Antonio Büchi, CEO de Entel, entregó una lectura optimista sobre Chile en medio de las reformas impulsadas por el gobierno del presidente José Antonio Kast y del momento económico que vive el país. En entrevista con Money Talks de La Tercera, sostuvo que el péndulo «está yéndose a un lado que creo que es de buenas instituciones, buenas políticas públicas».
El ejecutivo reconoció, al mismo tiempo, que persiste una «falta de esperanza» para personas que buscan empleo. A su juicio, el foco debe estar en el largo plazo y no en el resultado de un trimestre. «Más importante es lo otro, la estrategia. Yo quiero mostrar buenos resultados sostenibles. Y para eso son (las buenas) instituciones y políticas públicas», dijo.
Büchi añadió que percibe un cambio de ánimo entre los liderazgos del país. «Hay un ánimo en la élite de que se está enmendando el rumbo», afirmó, y sostuvo que el país «perdió harto» ese rumbo. También planteó que cuando el entorno mejora, «sales con una sonrisa de la casa».
Pero el propio CEO advirtió que ese mejor ánimo no se traduce de inmediato en capitalización ni en más proyectos. «Es lento el camino de la inversión. Es fructífero, de largo plazo, pero lento», explicó. Como ejemplo, mencionó que unas inversiones levantan empleo más rápido que otras, y citó los casos de bienes raíces, un proyecto minero nuevo o una planta de celulosa.
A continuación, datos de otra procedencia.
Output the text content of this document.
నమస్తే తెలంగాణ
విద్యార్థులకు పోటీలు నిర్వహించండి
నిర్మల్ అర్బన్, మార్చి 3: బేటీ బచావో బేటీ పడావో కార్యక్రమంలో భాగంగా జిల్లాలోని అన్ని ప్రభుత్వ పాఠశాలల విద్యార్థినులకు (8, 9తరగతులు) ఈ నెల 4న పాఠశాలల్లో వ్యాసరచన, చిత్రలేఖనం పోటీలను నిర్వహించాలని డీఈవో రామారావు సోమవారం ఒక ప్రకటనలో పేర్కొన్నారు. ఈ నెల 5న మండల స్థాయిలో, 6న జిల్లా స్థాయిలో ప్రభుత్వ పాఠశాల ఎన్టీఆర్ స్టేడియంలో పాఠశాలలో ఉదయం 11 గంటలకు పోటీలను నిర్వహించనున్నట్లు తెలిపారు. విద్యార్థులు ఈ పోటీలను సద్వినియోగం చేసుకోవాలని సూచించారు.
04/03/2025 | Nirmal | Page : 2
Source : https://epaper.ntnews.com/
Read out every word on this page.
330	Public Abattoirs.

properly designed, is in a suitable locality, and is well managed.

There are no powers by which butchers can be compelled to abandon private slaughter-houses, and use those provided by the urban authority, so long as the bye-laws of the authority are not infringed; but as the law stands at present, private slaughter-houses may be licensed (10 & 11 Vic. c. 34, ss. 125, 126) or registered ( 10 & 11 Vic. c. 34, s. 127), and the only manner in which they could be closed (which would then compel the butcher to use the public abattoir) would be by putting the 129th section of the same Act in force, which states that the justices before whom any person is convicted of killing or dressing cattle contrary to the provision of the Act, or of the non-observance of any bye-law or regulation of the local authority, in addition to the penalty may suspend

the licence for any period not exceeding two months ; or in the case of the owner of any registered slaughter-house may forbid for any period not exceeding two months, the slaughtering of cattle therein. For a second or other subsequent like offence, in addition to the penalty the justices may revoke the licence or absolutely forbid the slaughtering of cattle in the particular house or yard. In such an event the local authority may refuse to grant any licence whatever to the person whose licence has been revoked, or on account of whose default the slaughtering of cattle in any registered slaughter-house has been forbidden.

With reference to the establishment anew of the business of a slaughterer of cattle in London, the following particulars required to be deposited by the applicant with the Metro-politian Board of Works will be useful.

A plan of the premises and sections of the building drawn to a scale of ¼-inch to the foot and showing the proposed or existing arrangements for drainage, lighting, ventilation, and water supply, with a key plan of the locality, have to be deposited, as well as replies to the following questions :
En esa línea, pidió un Estado acotado. «El famoso Leviatán, que hay que mantenerlo atado para que no dañe a la libertad de las personas, para que no dañe a la libre empresa», dijo al hablar del rol estatal.
Sobre la industria de telecomunicaciones en Chile, Büchi la definió como «compleja» por la presencia de cuatro operadores. Según su explicación, con cuatro actores la escala adecuada en móvil ronda el 30% de market share, y Entel tiene 35%.
Frente a ese escenario, defendió una estrategia de mayor esfuerzo. «Cuando ves que está difícil la cosa, (tienes que) doblar la apuesta», señaló. En su caso, la apuesta actual es la inteligencia artificial.
Büchi dijo que en Entel la incentivan y capacitan para la labor operativa de los trabajadores y para la oferta de la empresa. Añadió que el foco está en una «transformación de procesos de manera profunda» y en crear bases para la productividad personal y la «AI literacy», de modo que toda la organización pueda asimilarla.
La lectura de fondo es clara: la inversión no se acelera con consignas, sino con reglas estables, instituciones confiables y libertad para que la empresa opere. Capital busca señales de largo plazo, no solo alivios de trimestre.
Y cuando el Estado se limita a regular y facilita en vez de estorbar, el retorno potencial para el empleo y la productividad es mayor. El mercado ya votó: la inversión premia certidumbre, no burocracia.